The evening sun must have been setting like a defiant chief on the western side of Niellé, leaving behind a stubborn reminder of its heat. The brown earth still baked beneath our feet, and the air carried the mingled smells of dried fish, spices, and palm oil drifting from the nearby stalls. Somewhere close, I was playing with other children beside the only photo studio, Master’s Photo Studio, just opposite the market. The sound of our laughter mixed with the calls of traders packing up for the day.
Then she appeared.
A woman in a clean wrapper , or so I imagine now , though her face must have betrayed the weariness of travel. Her eyes carried both hope and hunger, and exhaustion seemed to hang on her shoulders. She must have sighted me and come forward, the dust rising with each step as if the earth itself wanted to announce her arrival. Her hands, I now imagine, trembled slightly as she reached toward me.

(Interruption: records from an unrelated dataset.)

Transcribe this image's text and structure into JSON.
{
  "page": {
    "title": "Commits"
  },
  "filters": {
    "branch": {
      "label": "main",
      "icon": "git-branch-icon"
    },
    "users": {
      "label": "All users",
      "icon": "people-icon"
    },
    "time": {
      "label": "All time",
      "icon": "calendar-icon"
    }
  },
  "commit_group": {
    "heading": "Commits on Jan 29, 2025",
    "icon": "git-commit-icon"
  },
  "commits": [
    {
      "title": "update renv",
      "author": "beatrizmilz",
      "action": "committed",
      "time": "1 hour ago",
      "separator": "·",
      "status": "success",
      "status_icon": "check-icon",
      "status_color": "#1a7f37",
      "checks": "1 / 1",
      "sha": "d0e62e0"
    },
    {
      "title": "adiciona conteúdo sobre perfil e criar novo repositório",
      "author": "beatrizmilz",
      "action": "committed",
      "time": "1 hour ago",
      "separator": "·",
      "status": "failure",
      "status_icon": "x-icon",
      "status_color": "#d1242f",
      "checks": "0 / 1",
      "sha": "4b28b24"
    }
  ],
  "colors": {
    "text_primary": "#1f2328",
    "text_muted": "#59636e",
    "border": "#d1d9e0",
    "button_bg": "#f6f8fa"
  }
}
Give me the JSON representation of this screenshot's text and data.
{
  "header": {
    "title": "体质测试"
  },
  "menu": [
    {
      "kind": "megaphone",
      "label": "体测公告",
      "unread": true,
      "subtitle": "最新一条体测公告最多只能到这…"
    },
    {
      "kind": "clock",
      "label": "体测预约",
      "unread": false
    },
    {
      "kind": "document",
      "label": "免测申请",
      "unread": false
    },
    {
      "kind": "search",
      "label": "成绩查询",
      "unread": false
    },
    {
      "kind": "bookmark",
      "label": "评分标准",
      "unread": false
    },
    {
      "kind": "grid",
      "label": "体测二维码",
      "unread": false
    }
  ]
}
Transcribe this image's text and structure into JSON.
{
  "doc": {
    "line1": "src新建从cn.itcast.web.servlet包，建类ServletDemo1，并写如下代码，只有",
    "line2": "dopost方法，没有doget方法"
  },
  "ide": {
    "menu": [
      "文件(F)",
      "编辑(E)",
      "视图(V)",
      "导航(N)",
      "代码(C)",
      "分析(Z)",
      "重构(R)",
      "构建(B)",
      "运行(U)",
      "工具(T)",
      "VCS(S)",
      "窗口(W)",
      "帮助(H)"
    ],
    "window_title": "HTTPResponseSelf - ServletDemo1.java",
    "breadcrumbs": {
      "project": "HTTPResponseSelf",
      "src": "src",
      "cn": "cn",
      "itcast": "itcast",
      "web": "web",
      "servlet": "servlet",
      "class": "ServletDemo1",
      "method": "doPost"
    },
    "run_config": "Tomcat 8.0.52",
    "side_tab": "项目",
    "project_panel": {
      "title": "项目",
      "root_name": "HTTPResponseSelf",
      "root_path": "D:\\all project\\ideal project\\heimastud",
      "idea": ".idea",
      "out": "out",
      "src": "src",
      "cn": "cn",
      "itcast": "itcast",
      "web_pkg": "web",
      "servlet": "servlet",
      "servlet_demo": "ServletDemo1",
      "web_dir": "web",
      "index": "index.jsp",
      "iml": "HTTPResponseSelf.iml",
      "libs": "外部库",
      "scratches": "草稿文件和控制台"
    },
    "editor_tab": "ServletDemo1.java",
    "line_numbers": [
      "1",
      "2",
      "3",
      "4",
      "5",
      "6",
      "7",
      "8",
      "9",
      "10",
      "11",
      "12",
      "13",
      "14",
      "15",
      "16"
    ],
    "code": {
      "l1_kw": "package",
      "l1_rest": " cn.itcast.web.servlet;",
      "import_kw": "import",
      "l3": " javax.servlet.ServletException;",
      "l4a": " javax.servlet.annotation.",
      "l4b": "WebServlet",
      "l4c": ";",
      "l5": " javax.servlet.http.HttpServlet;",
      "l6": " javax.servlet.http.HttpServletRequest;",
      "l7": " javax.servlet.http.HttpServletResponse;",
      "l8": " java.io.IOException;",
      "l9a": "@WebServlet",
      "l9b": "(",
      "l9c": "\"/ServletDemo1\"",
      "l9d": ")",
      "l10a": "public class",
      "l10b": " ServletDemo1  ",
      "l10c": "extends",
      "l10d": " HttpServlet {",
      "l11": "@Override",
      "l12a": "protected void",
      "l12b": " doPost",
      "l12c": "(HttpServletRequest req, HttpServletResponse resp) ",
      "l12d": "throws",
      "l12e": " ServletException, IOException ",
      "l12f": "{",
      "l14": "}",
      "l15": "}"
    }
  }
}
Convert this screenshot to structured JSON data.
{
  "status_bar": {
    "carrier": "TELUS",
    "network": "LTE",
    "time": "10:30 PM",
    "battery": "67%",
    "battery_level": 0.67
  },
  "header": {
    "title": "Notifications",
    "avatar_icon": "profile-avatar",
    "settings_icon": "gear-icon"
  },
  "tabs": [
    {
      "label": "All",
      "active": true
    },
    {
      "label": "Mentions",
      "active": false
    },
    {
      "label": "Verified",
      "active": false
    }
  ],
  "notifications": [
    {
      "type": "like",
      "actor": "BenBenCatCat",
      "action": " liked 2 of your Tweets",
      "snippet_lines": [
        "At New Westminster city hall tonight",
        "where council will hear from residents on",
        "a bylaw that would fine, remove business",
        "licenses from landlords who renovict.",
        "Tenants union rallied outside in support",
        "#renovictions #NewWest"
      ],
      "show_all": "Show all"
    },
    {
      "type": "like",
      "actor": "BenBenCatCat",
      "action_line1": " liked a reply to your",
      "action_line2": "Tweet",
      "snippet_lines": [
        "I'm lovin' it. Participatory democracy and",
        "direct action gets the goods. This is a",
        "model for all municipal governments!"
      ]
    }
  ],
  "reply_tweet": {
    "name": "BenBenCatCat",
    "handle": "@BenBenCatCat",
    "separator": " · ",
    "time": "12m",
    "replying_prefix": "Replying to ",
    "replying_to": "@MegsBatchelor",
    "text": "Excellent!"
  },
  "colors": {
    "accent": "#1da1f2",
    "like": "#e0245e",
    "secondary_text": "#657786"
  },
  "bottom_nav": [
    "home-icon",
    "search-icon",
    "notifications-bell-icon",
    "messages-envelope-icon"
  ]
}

She bent down until her face was level with mine. I must have caught the smell of the road on her wrapper — a mixture of sweat, dust, and distance. Her voice came low, soft, almost pleading.
“Do you know who I am?”
I stared at her, my small chest tightening as the world grew silent around me. Even the pestles pounding millet in a mortar nearby seemed to pause mid-beat. My eyes searched her face for recognition, for something familiar. But there was nothing. Only a stranger standing in the dust before me, her eyes wet with waiting.
“No,” I said. Mma is mother.
Her smile collapsed. Tears gathered quickly, spilling down her cheeks like sudden rain in dry season. Her lips trembled as she whispered, almost broken,
“I am your mother.”
I was confused. I remember her head shaking. Perhaps it was her dignity stripped in the presence of onlookers whose eyes pierced us with silence. Shame, pain, and confusion mingled in the dust.
Without hesitation, I ran away from her.
I was only a child then. Now I feel the weight of a truth I could not carry. Looking back, I understand. Something broke in her that day—a crack too deep for either of us to mend. By the time my own understanding ripened, death had already closed the door.
That memory has never left me. It taught me that life rarely hands us full circles. More often, we live in half-circles—unfinished, incomplete, aching for closure that never comes.
But half-circles carry their own wisdom:
- Wholeness is an illusion. The perfect circle of belonging may never come.
- Edges shape us. Our fractures become the very ground where resilience grows.
- Belonging begins inside. No tribe, family, or culture can complete us.
If you wait for the whole circle, you may wait until your beard or hair turn grey. But if you lean into the half-circles, you may find they hold more truth, more humanity, and sometimes more beauty than the wholes we chase.
Because sometimes, it is the broken edges where the light gets in.
So I ask you: What half-circles in your own story have shaped you more than the wholes you thought you needed?